Here’s why investment in global infrastructure will double over the next decade
Technical innovation is a key driver of global economic growth and its influence is becoming ever stronger. But the real power of technology relies on its ability to integrate with factories, plants and machinery to produce goods; road and rail networks to transport them; and energy infrastructure to power industry. And that means that infrastructure needs to be developed alongside new technologies if countries are to really benefit from innovation.
While investments in some developed economies are driven by ageing and declining infrastructure, developing economies need investment to resolve transport, logistics and manufacturing bottlenecks that effectively put an economic brake on growth.
Investing in the future
According to the global consultants PwC, annual global spending on infrastructure is set to reach $9 trillion by 2025, a figure more than double the $4 trillion annual investment recorded in 2012. Asia, led by China, will absorb at least 60% of this investment, spending heavily on sectors like transport and energy. The potential of Africa is also a significant draw for overseas investors.
For developing economies, investing in infrastructure can be a big commitment. When implemented correctly, vital new infrastructure allows the free movement of goods to boost output and increase demand. The expanding economy in effect helps infrastructure projects to pay for themselves. But problems start to rear their heads when poor investments are made, because if planned-for growth doesn’t materialize, the debt can become a heavy load for a government to carry.
The IMF estimates a 1% increase in infrastructure spending will produce a 1.4% increase in GDP within 4 years. Successful growth depends on developing economies creating a balance of economic, social and environmental factors to create an “enabling environment”; overcoming regulatory, bureaucratic and land ownership rights to encourage investment.
The gap between vitally-needed infrastructure projects and a nation’s ability to fund them is often filled by specialist investors, or partnerships between governments and private investor firms. The success of pension, insurance and sovereign wealth funds has led to the build-up of a huge pool of capital to buy infrastructure assets, which many governments and private owners are happy to sell. As a result, private investors now operate water companies, port operations, energy and telecoms firms across the globe.
Driving change in Asia
Much of Asia’s population has migrated from rural communities to new or expanding urban centers, placing additional stress on government spending for power, telecommunications and transportation. As incomes grow, basic infrastructure demand increases; for example, wealthy citizens demand more cars, which increases the need for spending on new roads.
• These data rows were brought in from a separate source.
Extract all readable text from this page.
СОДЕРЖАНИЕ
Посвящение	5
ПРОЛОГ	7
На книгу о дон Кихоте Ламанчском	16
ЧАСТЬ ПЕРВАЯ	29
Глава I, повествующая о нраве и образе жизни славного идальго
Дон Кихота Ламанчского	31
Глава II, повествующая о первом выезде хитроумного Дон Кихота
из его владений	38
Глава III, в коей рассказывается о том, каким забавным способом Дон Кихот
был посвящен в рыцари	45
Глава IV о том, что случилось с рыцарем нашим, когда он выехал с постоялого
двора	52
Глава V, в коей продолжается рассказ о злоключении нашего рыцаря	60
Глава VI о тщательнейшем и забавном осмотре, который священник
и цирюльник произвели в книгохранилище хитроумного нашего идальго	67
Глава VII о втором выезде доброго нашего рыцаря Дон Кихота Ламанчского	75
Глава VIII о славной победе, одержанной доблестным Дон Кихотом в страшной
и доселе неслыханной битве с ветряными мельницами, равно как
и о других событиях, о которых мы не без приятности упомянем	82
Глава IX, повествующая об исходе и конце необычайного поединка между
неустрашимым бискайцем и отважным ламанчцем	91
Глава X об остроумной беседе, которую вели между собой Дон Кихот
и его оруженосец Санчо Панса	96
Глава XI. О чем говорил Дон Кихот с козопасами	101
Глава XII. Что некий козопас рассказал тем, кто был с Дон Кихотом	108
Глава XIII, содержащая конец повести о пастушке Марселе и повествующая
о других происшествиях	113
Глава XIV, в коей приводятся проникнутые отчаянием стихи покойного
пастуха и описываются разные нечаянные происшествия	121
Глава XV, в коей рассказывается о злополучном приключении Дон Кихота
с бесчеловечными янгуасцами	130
Similarly, investment in efficient public transport systems allows people to travel around a city to jobs, restaurants, entertainment and events. Asia has some of the most densely populated cities in the world and some governments have invested heavily in transport systems to accommodate both current and future passenger levels. For example, the Singapore government has commissioned Mitsubishi Heavy Industries (MHI) Group to supply the driverless train system that runs in Singapore city, as well as the light rail network that transports people to, from and around the island state’s suburban neighborhoods.
Transport infrastructure also continues to play a central role in China’s development. Heavy spending on new roads, railways, airports and communications networks has boosted rural economies, expanding trade by connecting them to domestic and international markets.
Such investment has played a pivotal role throughout China’s development, building capacity for future growth. And the central government continues to set aggressive spending targets to improve key assets.
Developing African countries can learn some valuable lessons from China’s experience. At the current expansion rate, the continent’s population is set to double by 2050, creating an urgent need for private and public investment.
Africa has long attracted investment from abroad. Overseas investors see Africa’s untapped potential and continue to invest in infrastructure projects throughout the continent to build road, water and power initiatives.
For example, the Japan International Cooperation Agency (JICA) is currently financing a new gas-fired combined cycle power plant in Tunisia. Built by Mitsubishi Hitachi Power Systems, this eco-friendly power plant is expected to provide about 10% of the total power demand in the country once it is operational.
Meanwhile, CDC Group, the UK’s Development Finance Institution, is planning to invest £3.5 billion ($4.6bn) of private investment into African countries. The money is intended to promote transitional growth on the continent, supporting hundreds of thousands of jobs, promoting stable growth in some of the poorest countries.
Managed properly, the emerging and developing economies of Africa and Asia have a unique opportunity to use inward investments to drive their economies down the road to sustainable development.